The potential for cross pollination of genetically engineered sugar beet seeds with non-genetic sugar beets, swiss chard and red table beets deeply concerned the court.
Sugar beet seed production takes place in the Willamette Valley of Oregon and Oregon has rules requiring isolation distance of 1,000 meters between sugar beet varieties. These isolation distances are voluntary. USDA, according to the court, stated in a conclusory manner, "It is not likely that organic farmers or other farmers who chose not to plant transgenic varieties or sell transgenic sugar beets will be significantly impacted…."
The court went on to point out that USDA's action might eliminate a farmer's ability to grow non-genetically engineered crops because of the large distances pollen can travel by wind. The court made it clear that it disagreed with USDA''s conclusion that the "…potential for the transmission of the genetically engineered gene is not significant, are not "convincing" and do not demonstrate the ''hard look'' that NEPA requires."
In a final attack on USDA and its agency, Animal Plant Health Inspection Service (APHIS), for its decision, the court said, "…[APHIS] did not consider the effects of gene transmission on conventional farmers and consumers of sugar beet seed or of gene transmission to the related crops of red table beets and Swiss chard. It did not consider the fact that the isolation distances are only voluntary. It did not examine whether the isolation distances were actually followed and likely to be followed in the future. Moreover, there is no support in the record for APHIS' conclusion that non-transgenic sugar beets will likely be sold and will be available to those who wish to plant it…"
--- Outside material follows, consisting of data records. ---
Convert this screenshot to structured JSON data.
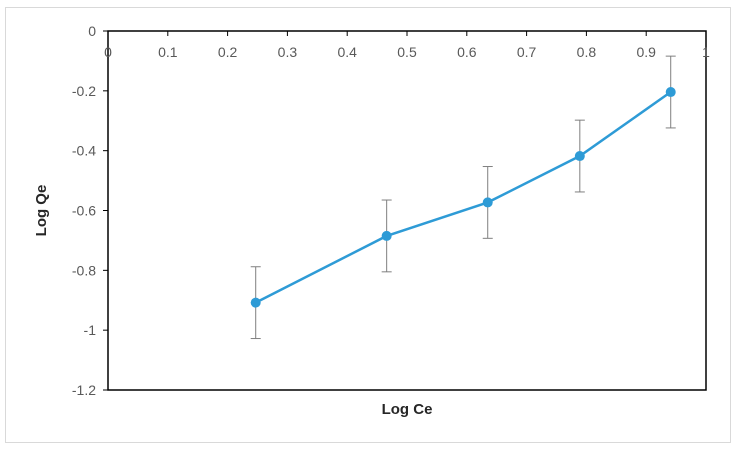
{
  "chart_data": {
    "type": "scatter",
    "xlabel": "Log Ce",
    "ylabel": "Log Qe",
    "xlim": [
      0,
      1
    ],
    "ylim": [
      -1.2,
      0
    ],
    "xticks": [
      0,
      0.1,
      0.2,
      0.3,
      0.4,
      0.5,
      0.6,
      0.7,
      0.8,
      0.9,
      1
    ],
    "xtick_labels": [
      "0",
      "0.1",
      "0.2",
      "0.3",
      "0.4",
      "0.5",
      "0.6",
      "0.7",
      "0.8",
      "0.9",
      "1"
    ],
    "yticks": [
      0,
      -0.2,
      -0.4,
      -0.6,
      -0.8,
      -1,
      -1.2
    ],
    "ytick_labels": [
      "0",
      "-0.2",
      "-0.4",
      "-0.6",
      "-0.8",
      "-1",
      "-1.2"
    ],
    "x_axis_position": "top",
    "grid": false,
    "series": [
      {
        "x": [
          0.247,
          0.466,
          0.635,
          0.789,
          0.941
        ],
        "y": [
          -0.908,
          -0.685,
          -0.573,
          -0.418,
          -0.204
        ],
        "error": [
          0.12,
          0.12,
          0.12,
          0.12,
          0.12
        ],
        "color": "#2E9BD6",
        "line": true,
        "markers": true
      }
    ],
    "error_bar_color": "#7f7f7f"
  }
}
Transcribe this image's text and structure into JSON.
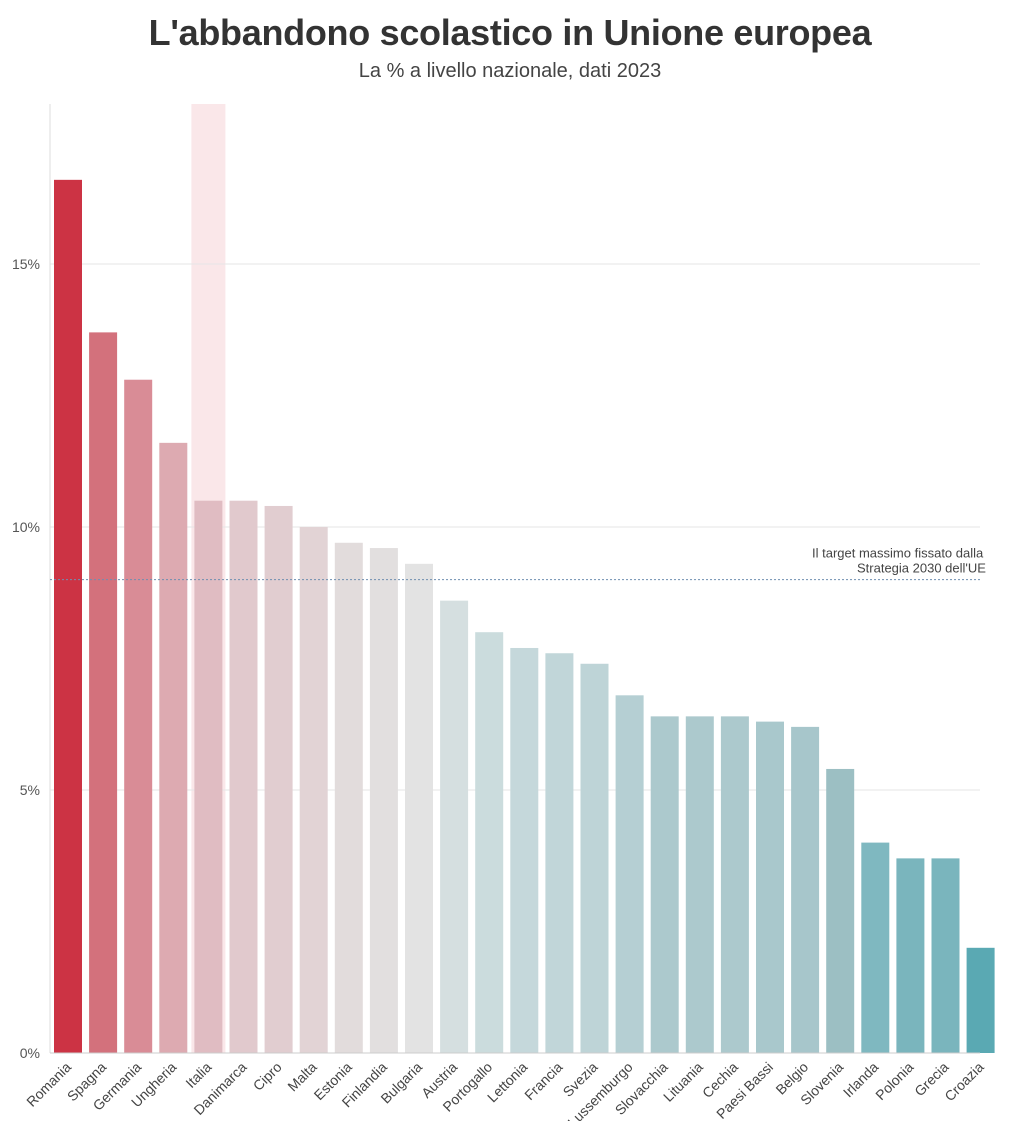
{
  "title": "L'abbandono scolastico in Unione europea",
  "subtitle": "La % a livello nazionale, dati 2023",
  "chart_data": {
    "type": "bar",
    "title": "L'abbandono scolastico in Unione europea",
    "subtitle": "La % a livello nazionale, dati 2023",
    "xlabel": "",
    "ylabel": "",
    "ylim": [
      0,
      18
    ],
    "yticks": [
      0,
      5,
      10,
      15
    ],
    "ytick_labels": [
      "0%",
      "5%",
      "10%",
      "15%"
    ],
    "grid": true,
    "highlight_category": "Italia",
    "categories": [
      "Romania",
      "Spagna",
      "Germania",
      "Ungheria",
      "Italia",
      "Danimarca",
      "Cipro",
      "Malta",
      "Estonia",
      "Finlandia",
      "Bulgaria",
      "Austria",
      "Portogallo",
      "Lettonia",
      "Francia",
      "Svezia",
      "Lussemburgo",
      "Slovacchia",
      "Lituania",
      "Cechia",
      "Paesi Bassi",
      "Belgio",
      "Slovenia",
      "Irlanda",
      "Polonia",
      "Grecia",
      "Croazia"
    ],
    "values": [
      16.6,
      13.7,
      12.8,
      11.6,
      10.5,
      10.5,
      10.4,
      10.0,
      9.7,
      9.6,
      9.3,
      8.6,
      8.0,
      7.7,
      7.6,
      7.4,
      6.8,
      6.4,
      6.4,
      6.4,
      6.3,
      6.2,
      5.4,
      4.0,
      3.7,
      3.7,
      2.0
    ],
    "colors": [
      "#cc3344",
      "#d3717c",
      "#d98c96",
      "#ddaab1",
      "#e0bcc2",
      "#e1c9cd",
      "#e1cdd0",
      "#e2d3d5",
      "#e2dcdc",
      "#e2dfdf",
      "#e3e3e3",
      "#d5dfe0",
      "#cbdcdd",
      "#c5d8db",
      "#c1d6d9",
      "#bed4d7",
      "#b5cfd3",
      "#acc9cd",
      "#acc9cd",
      "#acc9cd",
      "#a9c8cc",
      "#a7c6cb",
      "#9cbfc3",
      "#7fb8c0",
      "#7ab5bd",
      "#7ab5bd",
      "#5aa9b3"
    ],
    "highlight_color": "#fae7e9",
    "reference_line": {
      "value": 9,
      "label_line1": "Il target massimo fissato dalla",
      "label_line2": "Strategia 2030 dell'UE",
      "color": "#6f8fb0"
    }
  }
}
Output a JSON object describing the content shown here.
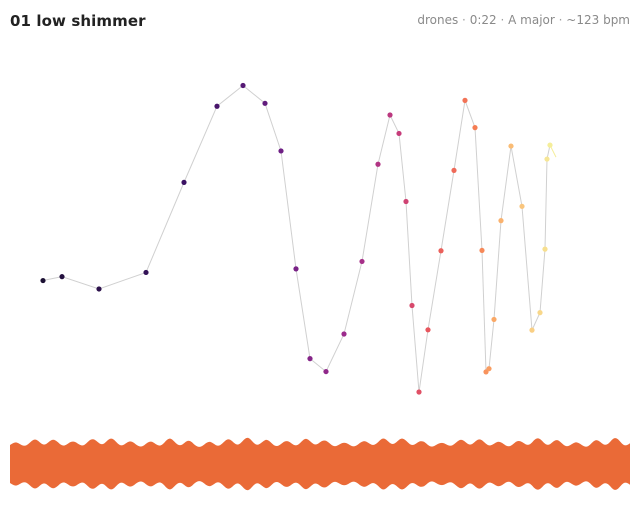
{
  "track": {
    "title": "01 low shimmer",
    "meta": [
      "drones",
      "0:22",
      "A major",
      "~123 bpm"
    ],
    "meta_separator": "·"
  },
  "pitch_contour": {
    "line_color": "#d0d0d0",
    "colormap": "magma",
    "colormap_stops": [
      "#1c1033",
      "#3b1263",
      "#6e1f84",
      "#9b2b8c",
      "#c63c7a",
      "#e8565e",
      "#f57d53",
      "#faa866",
      "#f9cf84",
      "#f5ee9a"
    ],
    "points": [
      0.344,
      0.356,
      0.318,
      0.369,
      0.647,
      0.882,
      0.946,
      0.891,
      0.744,
      0.38,
      0.103,
      0.063,
      0.179,
      0.403,
      0.703,
      0.855,
      0.798,
      0.588,
      0.267,
      0.0,
      0.192,
      0.436,
      0.684,
      0.9,
      0.816,
      0.437,
      0.062,
      0.072,
      0.224,
      0.529,
      0.759,
      0.573,
      0.191,
      0.245,
      0.441,
      0.719,
      0.762
    ]
  },
  "waveform": {
    "color": "#ea6a37",
    "amplitude": [
      0.6,
      0.75,
      0.9,
      0.8,
      0.7,
      0.85,
      0.95,
      0.8,
      0.65,
      0.7,
      0.9,
      0.78,
      0.6,
      0.75,
      0.88,
      0.95,
      0.82,
      0.7,
      0.8,
      0.92,
      0.75,
      0.62,
      0.7,
      0.85,
      0.96,
      0.88,
      0.72,
      0.6,
      0.78,
      0.9,
      0.8,
      0.66,
      0.74,
      0.93,
      0.85,
      0.7,
      0.62,
      0.8,
      0.94,
      0.76
    ]
  }
}
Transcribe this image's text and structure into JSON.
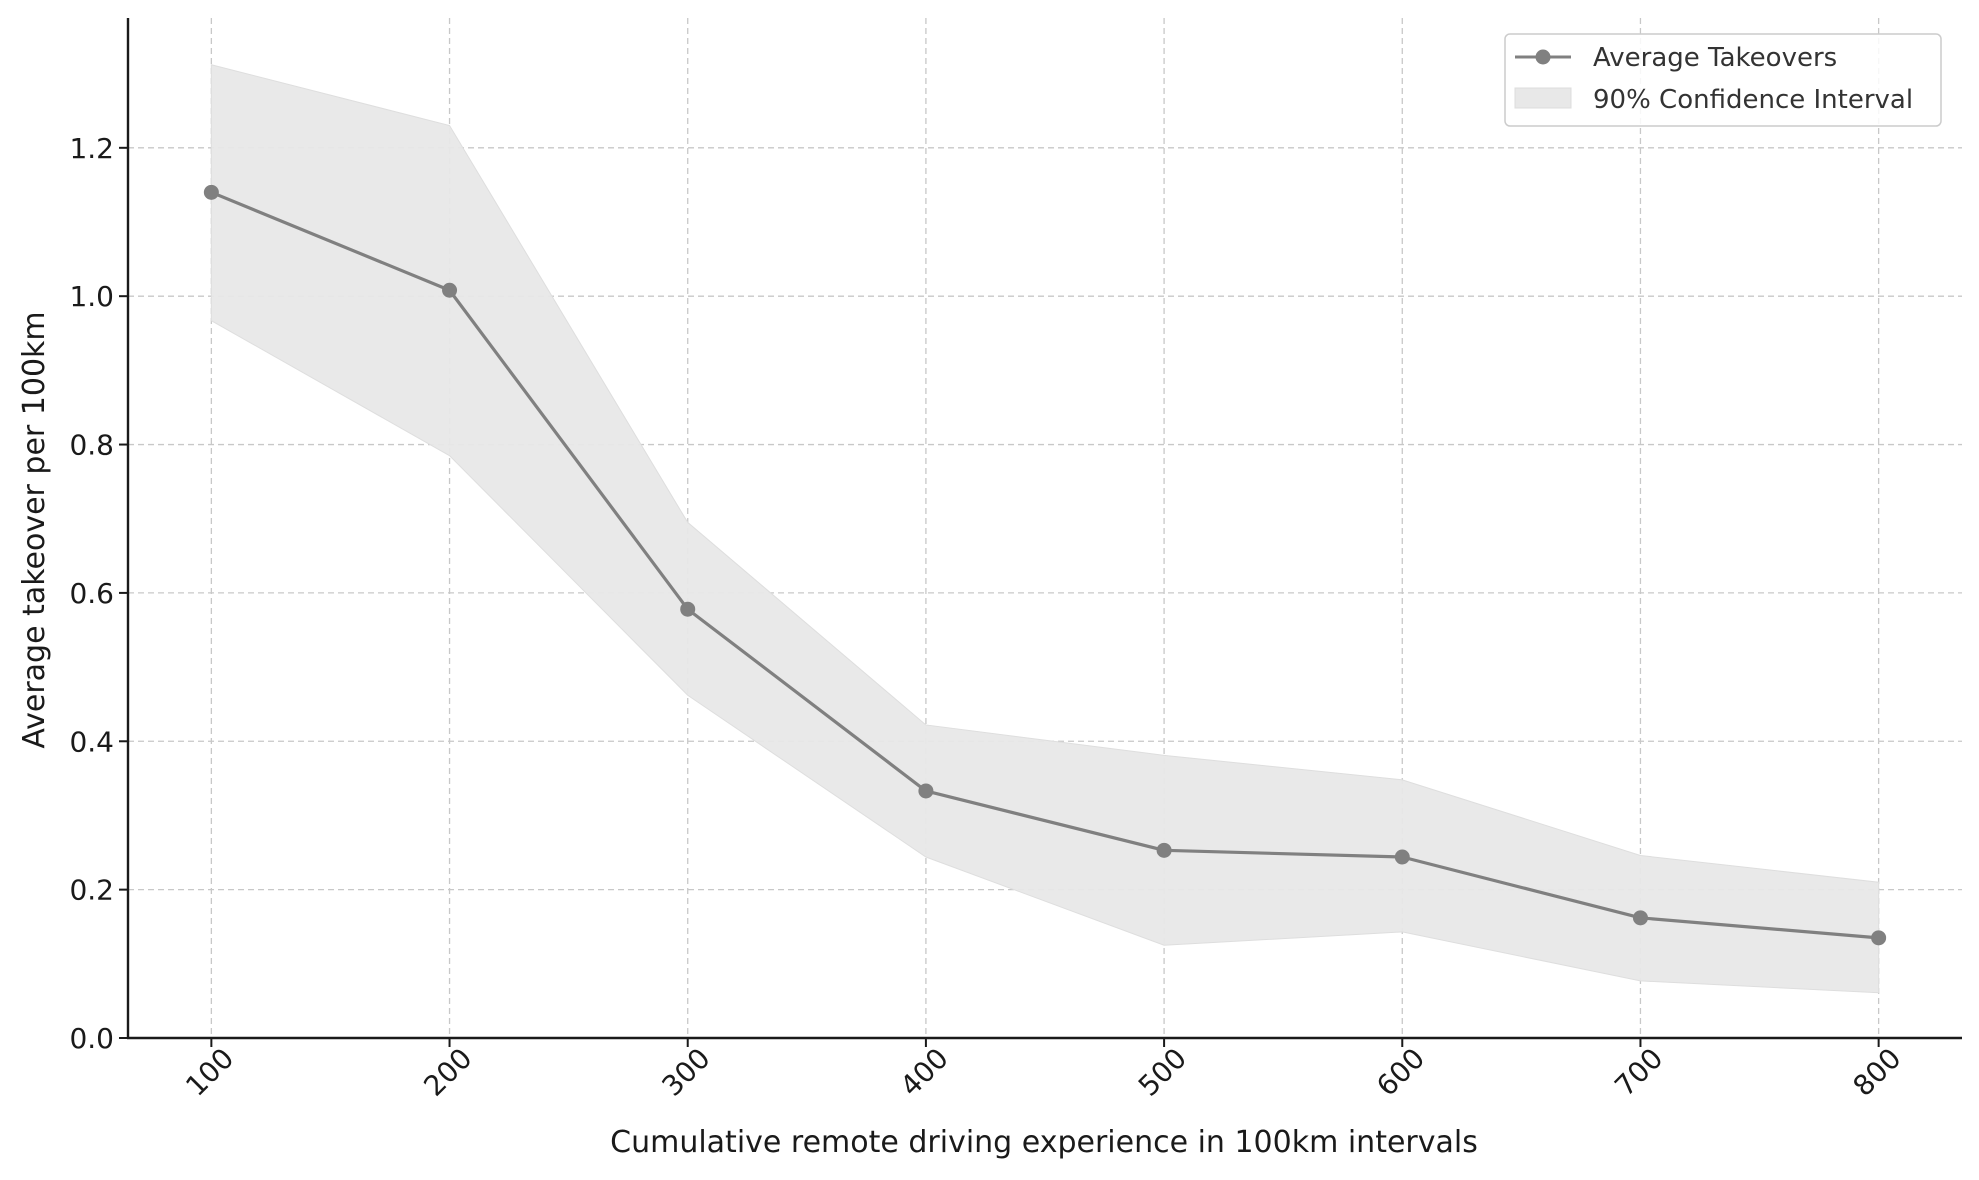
{
  "chart_data": {
    "type": "line",
    "title": "",
    "xlabel": "Cumulative remote driving experience in 100km intervals",
    "ylabel": "Average takeover per 100km",
    "x": [
      100,
      200,
      300,
      400,
      500,
      600,
      700,
      800
    ],
    "x_tick_labels": [
      "100",
      "200",
      "300",
      "400",
      "500",
      "600",
      "700",
      "800"
    ],
    "y_ticks": [
      0.0,
      0.2,
      0.4,
      0.6,
      0.8,
      1.0,
      1.2
    ],
    "y_tick_labels": [
      "0.0",
      "0.2",
      "0.4",
      "0.6",
      "0.8",
      "1.0",
      "1.2"
    ],
    "ylim": [
      0.0,
      1.375
    ],
    "xlim": [
      65,
      835
    ],
    "grid": true,
    "legend_position": "top-right",
    "series": [
      {
        "name": "Average Takeovers",
        "values": [
          1.14,
          1.008,
          0.578,
          0.333,
          0.253,
          0.244,
          0.162,
          0.135
        ],
        "color": "#808080",
        "marker": "circle"
      }
    ],
    "confidence_interval": {
      "name": "90% Confidence Interval",
      "lower": [
        0.967,
        0.785,
        0.462,
        0.244,
        0.125,
        0.143,
        0.077,
        0.061
      ],
      "upper": [
        1.312,
        1.23,
        0.695,
        0.422,
        0.381,
        0.348,
        0.246,
        0.21
      ],
      "color": "#e8e8e8"
    }
  }
}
This court is located in the Northern District of California, in San Francisco - not a friendly jurisdiction for agriculture. USDA and its lawyers at the Department of Justice know California courts are quite sensitive to environmental concerns.
I have not read the environmental assessment prepared by USDA so I cannot offer an opinion regarding its factual completeness. However, reading this judge's opinion strongly suggests USDA and Monsanto do not appreciate the intricacies and requirements of NEPA. As a result, the farmer loses.
The case is not over. Judge White, in his ruling, scheduled a case management hearing to address remedies for October 30, 2009. This date has been postponed, and a new hearing has been scheduled for this month.
This case is worth following if you are a farmer and want to use genetically engineered seeds. The path to obtaining them may become a lot more difficult as a result of environmental requirements of NEPA!